Why bother reverse-complementing the read if it doesn’t align anywhere anyway? I don’t know; I can’t find any information in the BWA documentation about why this might occur. But I spot checked the FLAGs of unmapped reads in one of my BAMs:
cut -f 2 1_unmapped_sorted.sam | sort | uniq
And found that a variety of FLAG values occur:
[101,103,117,133,141,151,157,165,167,181,69,77,87], several of which have the 0×10 bit set, for instance 117. When I go back and pull out a sampling of the reads with flag value 117:
grep $'\t117\t' 1_unmapped_sorted.sam | head | less
And then compare the reads in those to my original FASTQs, I find that they are indeed reverse complemented, for instance:
grep $'\t117\t' 1_unmapped_sorted.sam | head | less FCC0CHTACXX:6:1101:10003:55579#GCCAATAT 117 chr2 130057568 0 * = 130057568 0 GGGACACACTGAGCTCAGGGATAGGGTGGAGGTGGACTGGACTGAGAGCAGCGTCAGAGGGGAAGGCACTGCAGCAGGGGCCCGACATAGGCAGGGGTAC grep FCC0CHTACXX:6:1101:10003:55579 -m 1 -A 3 1_1.fq @FCC0CHTACXX:6:1101:10003:55579#GCCAATAT/1 GTACCCCTGCCTATGTCGGGCCCCTGCTGCAGTGCCTTCCCCTCTGACGCTGCTCTCAGTCCAGTCCACCTCCACCCTATCCCTGAGCTCAGTGTGTCCC + _b_eeeeegggggiihiiiiiiiiihhfhhiifhhifffhihhiiihhhfhghdgdg`cdeeeR]bdddbcccbbcca^bccc`bbccccccbcd_`b_b
(You’ll notice that RNAME for this read is chr2, but remember from the SAM spec that if 0×04 is set, no assumptions can be made about RNAME).

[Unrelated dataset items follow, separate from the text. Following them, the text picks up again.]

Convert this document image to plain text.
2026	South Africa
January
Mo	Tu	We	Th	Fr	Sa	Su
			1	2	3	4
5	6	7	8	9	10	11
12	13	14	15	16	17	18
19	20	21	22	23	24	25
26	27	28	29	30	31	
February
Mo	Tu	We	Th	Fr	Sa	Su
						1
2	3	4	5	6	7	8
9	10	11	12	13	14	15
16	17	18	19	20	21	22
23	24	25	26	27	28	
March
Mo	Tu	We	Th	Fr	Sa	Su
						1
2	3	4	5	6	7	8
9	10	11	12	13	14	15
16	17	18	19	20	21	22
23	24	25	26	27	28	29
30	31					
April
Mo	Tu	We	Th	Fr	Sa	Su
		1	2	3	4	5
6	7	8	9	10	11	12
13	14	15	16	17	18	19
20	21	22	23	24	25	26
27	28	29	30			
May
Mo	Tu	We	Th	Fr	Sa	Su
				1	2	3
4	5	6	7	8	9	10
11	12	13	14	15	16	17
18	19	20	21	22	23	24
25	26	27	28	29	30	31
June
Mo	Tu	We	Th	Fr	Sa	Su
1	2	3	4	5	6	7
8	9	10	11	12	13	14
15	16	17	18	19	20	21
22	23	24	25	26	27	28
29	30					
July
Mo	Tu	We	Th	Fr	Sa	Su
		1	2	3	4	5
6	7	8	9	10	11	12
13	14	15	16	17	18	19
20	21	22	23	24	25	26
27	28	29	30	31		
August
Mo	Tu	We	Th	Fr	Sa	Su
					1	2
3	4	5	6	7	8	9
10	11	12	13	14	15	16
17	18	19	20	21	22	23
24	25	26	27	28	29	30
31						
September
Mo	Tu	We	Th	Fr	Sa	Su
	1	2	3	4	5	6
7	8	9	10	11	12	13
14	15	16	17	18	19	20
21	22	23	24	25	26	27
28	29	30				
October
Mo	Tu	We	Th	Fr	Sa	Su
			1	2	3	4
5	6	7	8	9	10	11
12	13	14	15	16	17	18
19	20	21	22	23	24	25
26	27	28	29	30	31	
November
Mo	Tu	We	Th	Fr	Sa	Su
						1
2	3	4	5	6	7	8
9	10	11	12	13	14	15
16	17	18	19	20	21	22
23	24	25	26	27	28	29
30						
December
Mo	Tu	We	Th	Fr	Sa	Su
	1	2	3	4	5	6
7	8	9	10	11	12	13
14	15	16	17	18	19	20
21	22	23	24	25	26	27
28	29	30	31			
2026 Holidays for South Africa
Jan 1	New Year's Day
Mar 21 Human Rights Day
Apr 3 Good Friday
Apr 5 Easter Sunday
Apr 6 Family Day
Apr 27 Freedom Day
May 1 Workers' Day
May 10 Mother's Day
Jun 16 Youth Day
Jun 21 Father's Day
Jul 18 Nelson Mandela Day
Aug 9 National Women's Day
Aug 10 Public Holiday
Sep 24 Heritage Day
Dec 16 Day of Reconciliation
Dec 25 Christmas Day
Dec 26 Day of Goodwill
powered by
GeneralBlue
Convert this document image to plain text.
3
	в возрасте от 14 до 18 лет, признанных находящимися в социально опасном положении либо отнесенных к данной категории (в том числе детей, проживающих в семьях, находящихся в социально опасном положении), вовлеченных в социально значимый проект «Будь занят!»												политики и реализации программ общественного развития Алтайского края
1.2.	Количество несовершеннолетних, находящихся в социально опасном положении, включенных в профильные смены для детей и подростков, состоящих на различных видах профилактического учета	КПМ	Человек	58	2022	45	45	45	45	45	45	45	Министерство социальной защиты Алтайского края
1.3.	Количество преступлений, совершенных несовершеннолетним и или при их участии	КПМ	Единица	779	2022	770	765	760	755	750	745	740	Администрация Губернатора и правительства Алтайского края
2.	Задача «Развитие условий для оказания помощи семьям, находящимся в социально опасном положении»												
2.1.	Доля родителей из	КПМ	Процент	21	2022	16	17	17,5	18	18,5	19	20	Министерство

I conclude that even if 0×04 is set, it is still safe to assume that for any individual read that has its 0×10 flag set, the “SEQ” shown in the BAM file is actually the reverse complement of the original read from the FASTQ.
This came up because recently I was iterating through BAMs using pysam, trying to re-align unmapped reads, and for my particular purpose I wanted to have both of their sequences in the same orientation, i.e. both forward or both reverse. This was confusing at first because zero, one or both of them might already be reverse-complemented in the SEQ field. The most conceptually straightforward way is just to reverse complement whichever (neither, one or both) have
.is_reverse = True, so that now you’re back to baseline, and then you reverse complement exactly one of them. To avoid the extra step, though, logically you could use an XNOR, so in Python:
if(read.is_reverse == mate.is_reverse): read = reversecomplement(read)
Addendum: for BWA, at least, the proper pair flag depends not only on the FR orientation but also on insert size being within a certain range (from BWA manual):
The maximum distance x for a pair considered to be properly paired (SAM flag 0×2) is calculated by solving equation Phi((x-mu)/sigma)=x/L*p0, where mu is the mean, sigma is the standard error of the insert size distribution, L is the length of the genome, p0 is prior of anomalous pair and Phi() is the standard cumulative distribution function. For mapping Illumina short-insert reads to the human genome, x is about 6-7 sigma away from the mean. Quartiles, mean, variance and x will be printed to the standard error output.